A magistrate judge granted the requests for subscriber information, but denied the request for historical cell site data, and found that compelling the disclosure of this information would violate the Fourth Amendment.

The U.S. filed an ex parte application objecting to the ruling with the Southern District of Texas. The district judge ruled against the U.S., noting that “[t]he standard under the Stored Communications Act is below that required by the Constitution.” The U.S appealed.

Specific and Articulable facts Standard, or Probable Cause ?

According to the District Court, the SCA violates the Fourth Amendment as it allows the government to obtain a record merely on showing “specific and articulable facts,” not probable cause, and thus the Government can only acquire historical cell site data under a warrant issued on probable cause.

But the 5th Circuit interpreted §2703(d) that “shall” direct courts to issue such orders if the Government meets the “specific and articulable facts” standard.

Privacy of Location Information

The ACLU had filed an amicus curiae brief, arguing that individuals have a reasonable expectation of privacy in their location information, if they are tracked in a place traditionally protected against intrusions, such as a home, or if they are tracked for a longer period of time and in greater detail than society would expect. Indeed, in U.S. v. Jones, the Supreme Court concluded in 2012 that extended monitoring of a vehicle using a GPS system is a search under the Fourth Amendment.

But the 5th Circuit reasoned that, as the Fourth Amendment only protects the privacy of individuals against government intrusion, and does not give individuals the right to be left alone by other people, the Government indeed has the right to require information collected by third parties. Here, it was the the cell phone providers which had collected and stored information in the first place, not the Government. The Court concluded that if “a third party collects information in the first instance for its own purposes, the Government … can obtain this information later with a § 2703(d) order, just as it can subpoena other records of a private entity.”

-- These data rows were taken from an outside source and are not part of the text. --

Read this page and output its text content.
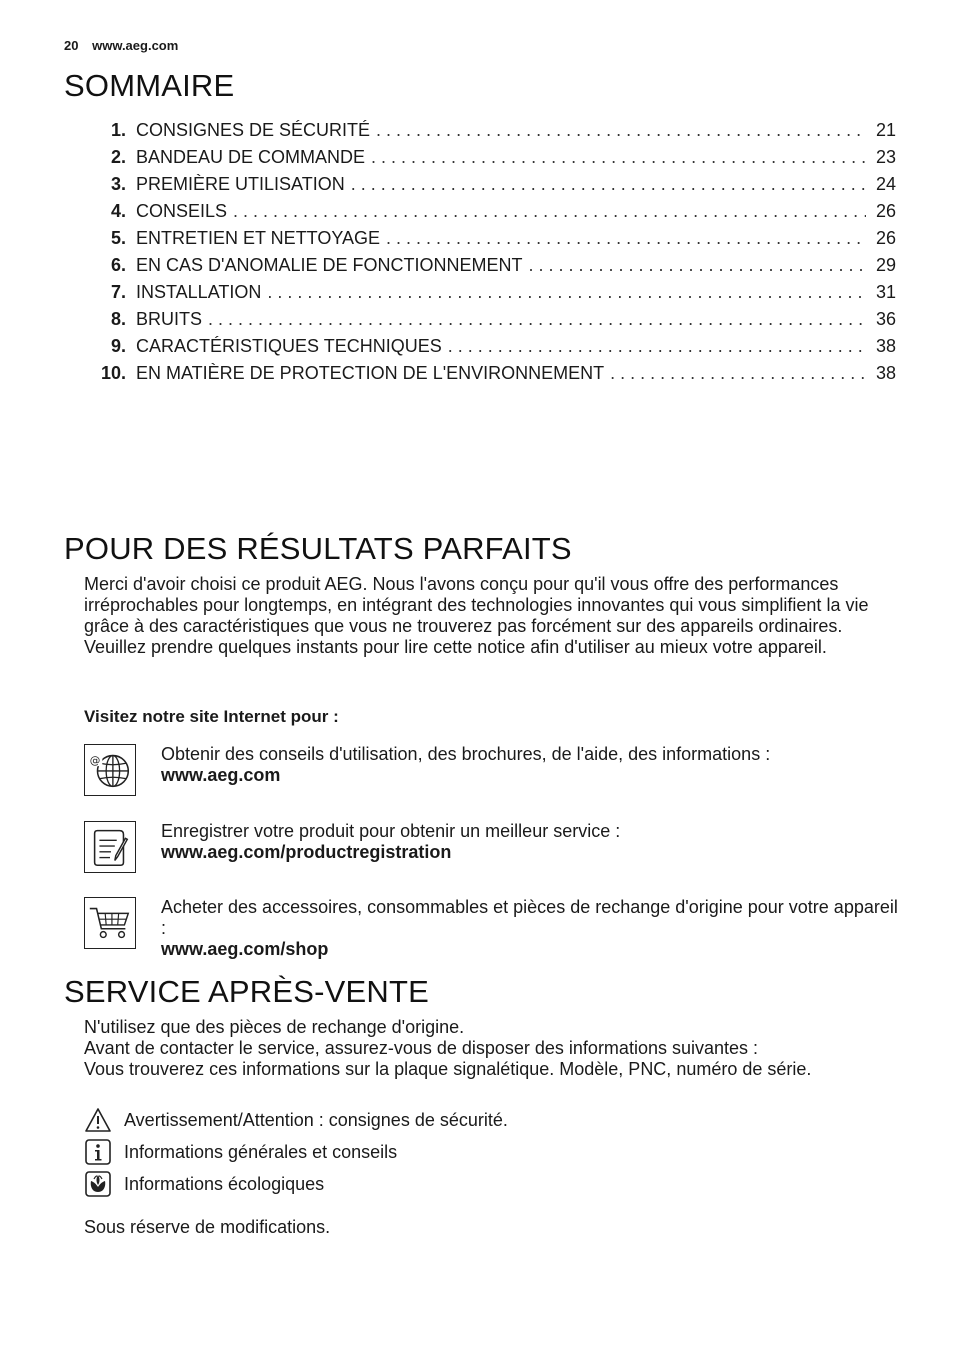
20 www.aeg.com
SOMMAIRE
1. CONSIGNES DE SÉCURITÉ . . .	21
2. BANDEAU DE COMMANDE . . .	23
3. PREMIÈRE UTILISATION . . .	24
4. CONSEILS . . .	26
5. ENTRETIEN ET NETTOYAGE . . .	26
6. EN CAS D'ANOMALIE DE FONCTIONNEMENT . . .	29
7. INSTALLATION . . .	31
8. BRUITS . . .	36
9. CARACTÉRISTIQUES TECHNIQUES . . .	38
10. EN MATIÈRE DE PROTECTION DE L'ENVIRONNEMENT . . .	38
POUR DES RÉSULTATS PARFAITS
Merci d'avoir choisi ce produit AEG. Nous l'avons conçu pour qu'il vous offre des performances irréprochables pour longtemps, en intégrant des technologies innovantes qui vous simplifient la vie grâce à des caractéristiques que vous ne trouverez pas forcément sur des appareils ordinaires. Veuillez prendre quelques instants pour lire cette notice afin d'utiliser au mieux votre appareil.
Visitez notre site Internet pour :
@	Obtenir des conseils d'utilisation, des brochures, de l'aide, des informations :
www.aeg.com
Enregistrer votre produit pour obtenir un meilleur service :
www.aeg.com/productregistration
Acheter des accessoires, consommables et pièces de rechange d'origine pour votre appareil :
www.aeg.com/shop
SERVICE APRÈS-VENTE
N'utilisez que des pièces de rechange d'origine.
Avant de contacter le service, assurez-vous de disposer des informations suivantes :
Vous trouverez ces informations sur la plaque signalétique. Modèle, PNC, numéro de série.
Avertissement/Attention : consignes de sécurité.
Informations générales et conseils
Informations écologiques
Sous réserve de modifications.
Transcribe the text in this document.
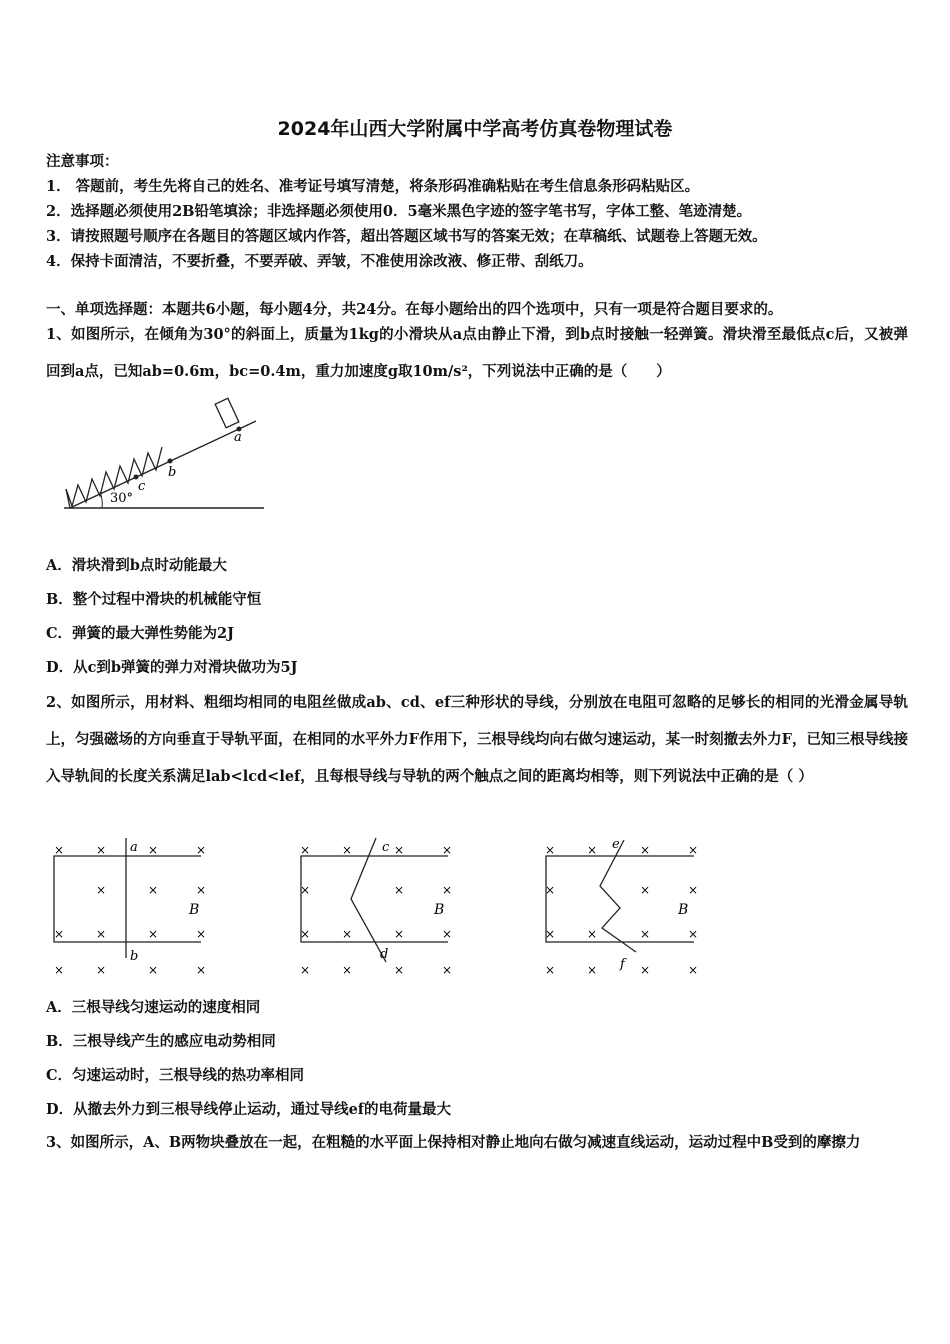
2024年山西大学附属中学高考仿真卷物理试卷
注意事项：
1． 答题前，考生先将自己的姓名、准考证号填写清楚，将条形码准确粘贴在考生信息条形码粘贴区。
2．选择题必须使用2B铅笔填涂；非选择题必须使用0．5毫米黑色字迹的签字笔书写，字体工整、笔迹清楚。
3．请按照题号顺序在各题目的答题区域内作答，超出答题区域书写的答案无效；在草稿纸、试题卷上答题无效。
4．保持卡面清洁，不要折叠，不要弄破、弄皱，不准使用涂改液、修正带、刮纸刀。
一、单项选择题：本题共6小题，每小题4分，共24分。在每小题给出的四个选项中，只有一项是符合题目要求的。
1、如图所示，在倾角为30°的斜面上，质量为1kg的小滑块从a点由静止下滑，到b点时接触一轻弹簧。滑块滑至最低点c后，又被弹回到a点，已知ab=0.6m，bc=0.4m，重力加速度g取10m/s²，下列说法中正确的是（　　）
30°
a
b
c
A．滑块滑到b点时动能最大
B．整个过程中滑块的机械能守恒
C．弹簧的最大弹性势能为2J
D．从c到b弹簧的弹力对滑块做功为5J
2、如图所示，用材料、粗细均相同的电阻丝做成ab、cd、ef三种形状的导线，分别放在电阻可忽略的足够长的相同的光滑金属导轨上，匀强磁场的方向垂直于导轨平面，在相同的水平外力F作用下，三根导线均向右做匀速运动，某一时刻撤去外力F，已知三根导线接入导轨间的长度关系满足lab<lcd<lef，且每根导线与导轨的两个触点之间的距离均相等，则下列说法中正确的是（ ）
a
b
B
×	×	×	×
×	×	×
×	×	×	×
×	×	×	×
c
d
B
×	×	×	×
×	×	×
×	×	×	×
×	×	×	×
e
f
B
×	×	×	×
×	×	×
×	×	×	×
×	×	×	×
A．三根导线匀速运动的速度相同
B．三根导线产生的感应电动势相同
C．匀速运动时，三根导线的热功率相同
D．从撤去外力到三根导线停止运动，通过导线ef的电荷量最大
3、如图所示，A、B两物块叠放在一起，在粗糙的水平面上保持相对静止地向右做匀减速直线运动，运动过程中B受到的摩擦力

The Fifth Circuit also noted that historical cell data are not private papers, but rather have been created to memorialize business transactions with the cell phones users, not to record its observation of transactions between individuals. Therefore,“cell site information is clearly a business record.”

The Fifth Circuit was not convinced by the ACLU’s argument that cell phone users do not relinquish their information voluntary to a third party, which indeed would then prevent them to claim a right to privacy in the information thus shared.

Instead, the Fifth Circuit agreed with the Government which argued that cell phone users know that they share information with cell phone providers when making calls, and that they voluntarily continue to make calls, and that using a phone “is entirely voluntary.”

Judge Dennis wrote a dissent, noting the “Supreme Court‘s conscientious avoidance of similar questions regarding the Fourth Amendment implications of modern telecommunications technologies,” such as in the Quon case.